Stewart's chief rival is Cunningham, who worked the Pipeline lifeguard tower for nearly 20 years. Cunningham's riding style features none of the spins that other riders employ. He sails gracefully and powerfully across the wave, absorbing as much propulsion as the water can give. "Tricks are for kids," says Cunningham with a smile. He last won the Classic in 2000 but had finished second or third behind Stewart seven times coming into this year's competition.
This year Stewart and Cunningham started in opposite brackets in a field of 34 that included one pro surfer, Keith Malloy. Malloy stalled out in the semis, while Stewart and Cunningham made their inevitable march to the six-man final, which also included two of the field's younger competitors: 27-year-old Hawaii native James Duca and Rogerio Schefler, 30, a former member of Brazil's national water polo team. Schefler is the rare bodysurfer with a sponsor, albeit a frugal one; his backer, Brazilian surf gear maker South to South, purchased a discount plane ticket that took Schefler from São Paolo to Oahu by way of Toronto.
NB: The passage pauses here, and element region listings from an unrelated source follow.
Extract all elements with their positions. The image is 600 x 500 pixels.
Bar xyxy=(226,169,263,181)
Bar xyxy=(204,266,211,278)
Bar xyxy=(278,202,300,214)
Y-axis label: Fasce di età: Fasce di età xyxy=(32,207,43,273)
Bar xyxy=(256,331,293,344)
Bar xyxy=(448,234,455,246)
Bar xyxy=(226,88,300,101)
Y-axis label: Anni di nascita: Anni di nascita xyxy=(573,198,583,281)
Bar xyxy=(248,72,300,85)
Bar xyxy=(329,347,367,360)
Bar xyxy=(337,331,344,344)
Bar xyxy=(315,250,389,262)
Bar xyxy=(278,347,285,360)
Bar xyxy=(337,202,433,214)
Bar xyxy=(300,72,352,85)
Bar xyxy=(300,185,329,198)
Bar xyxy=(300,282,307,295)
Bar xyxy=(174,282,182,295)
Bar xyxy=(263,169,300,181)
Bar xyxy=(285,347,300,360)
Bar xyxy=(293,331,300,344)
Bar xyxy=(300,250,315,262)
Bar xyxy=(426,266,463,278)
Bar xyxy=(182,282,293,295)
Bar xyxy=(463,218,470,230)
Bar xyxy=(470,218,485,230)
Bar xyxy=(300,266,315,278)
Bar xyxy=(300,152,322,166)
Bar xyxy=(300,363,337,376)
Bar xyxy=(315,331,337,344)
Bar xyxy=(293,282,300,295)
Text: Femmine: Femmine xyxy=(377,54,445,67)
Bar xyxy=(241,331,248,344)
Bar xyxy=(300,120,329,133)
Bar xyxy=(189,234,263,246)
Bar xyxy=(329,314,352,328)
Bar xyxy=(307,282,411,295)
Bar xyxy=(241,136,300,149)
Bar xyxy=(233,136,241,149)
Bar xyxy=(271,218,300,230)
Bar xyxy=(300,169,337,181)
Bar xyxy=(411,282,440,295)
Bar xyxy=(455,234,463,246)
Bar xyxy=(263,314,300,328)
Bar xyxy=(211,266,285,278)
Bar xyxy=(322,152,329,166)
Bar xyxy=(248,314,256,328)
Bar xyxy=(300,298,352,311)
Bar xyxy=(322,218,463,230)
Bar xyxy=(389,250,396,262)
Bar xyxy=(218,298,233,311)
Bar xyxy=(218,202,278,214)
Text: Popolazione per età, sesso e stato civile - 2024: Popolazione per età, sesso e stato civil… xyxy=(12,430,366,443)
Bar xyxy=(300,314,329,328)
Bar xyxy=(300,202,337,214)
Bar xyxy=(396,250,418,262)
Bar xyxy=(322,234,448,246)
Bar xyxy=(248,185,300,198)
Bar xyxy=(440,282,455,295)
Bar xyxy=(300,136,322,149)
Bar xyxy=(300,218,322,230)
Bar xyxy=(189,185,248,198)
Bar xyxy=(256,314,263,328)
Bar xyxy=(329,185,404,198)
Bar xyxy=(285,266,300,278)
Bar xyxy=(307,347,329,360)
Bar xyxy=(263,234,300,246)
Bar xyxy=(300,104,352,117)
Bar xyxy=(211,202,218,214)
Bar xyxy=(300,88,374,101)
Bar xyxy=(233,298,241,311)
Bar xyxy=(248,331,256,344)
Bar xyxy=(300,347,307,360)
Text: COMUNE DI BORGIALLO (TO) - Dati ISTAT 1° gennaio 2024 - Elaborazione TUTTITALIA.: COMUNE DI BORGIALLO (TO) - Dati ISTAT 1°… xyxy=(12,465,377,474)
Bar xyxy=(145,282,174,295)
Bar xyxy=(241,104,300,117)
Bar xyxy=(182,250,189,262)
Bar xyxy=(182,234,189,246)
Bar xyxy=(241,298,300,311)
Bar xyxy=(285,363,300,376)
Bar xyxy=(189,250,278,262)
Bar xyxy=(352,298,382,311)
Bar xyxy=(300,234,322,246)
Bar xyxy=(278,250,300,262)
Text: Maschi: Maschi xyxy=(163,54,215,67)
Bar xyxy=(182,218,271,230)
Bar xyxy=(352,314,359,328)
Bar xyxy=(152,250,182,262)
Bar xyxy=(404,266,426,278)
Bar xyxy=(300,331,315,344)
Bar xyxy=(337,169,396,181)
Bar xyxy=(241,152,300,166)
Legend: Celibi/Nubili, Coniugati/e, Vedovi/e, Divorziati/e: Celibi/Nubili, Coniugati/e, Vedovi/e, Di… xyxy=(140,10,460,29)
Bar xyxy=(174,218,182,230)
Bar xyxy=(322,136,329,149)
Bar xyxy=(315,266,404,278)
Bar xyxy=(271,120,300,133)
Stewart opened the final heat with an impressive El Rollo, and despite a soaring highlight-reel ride by Cunningham, the bodyboarder collected his 10th title. Cunningham, sitting on a table in the beach park where the results were announced, said of finishing second to Stewart yet again, "It's like that movie Groundhog Day." When informed that it was Groundhog Day -- the contest took place on Feb. 2 -- he let his head drop in his hands. This is not, however, a contest at which the runners-up mope. Later that night Cunningham and Stewart went with a large group of friends to North Shore haunt Haleiwa Joe's, where they dipped straws into an oversized rum cocktail called an Outside Double Up.
Even lower finishers enjoyed the day. Steve Kapela, a muscular 5'9", 247-pound Hawaiian known as Vanilla Gorilla, talked about how much fun it was for bodysurfers to have the Pipe to themselves for once. "The contest," he said, "is really just an excuse to get everybody else out of the water." For one day no surfboards or bodyboards clogged the Pipeline tube, and the wave became the exclusive province of a bunch of mammals splashing in the water. Just as it used to be.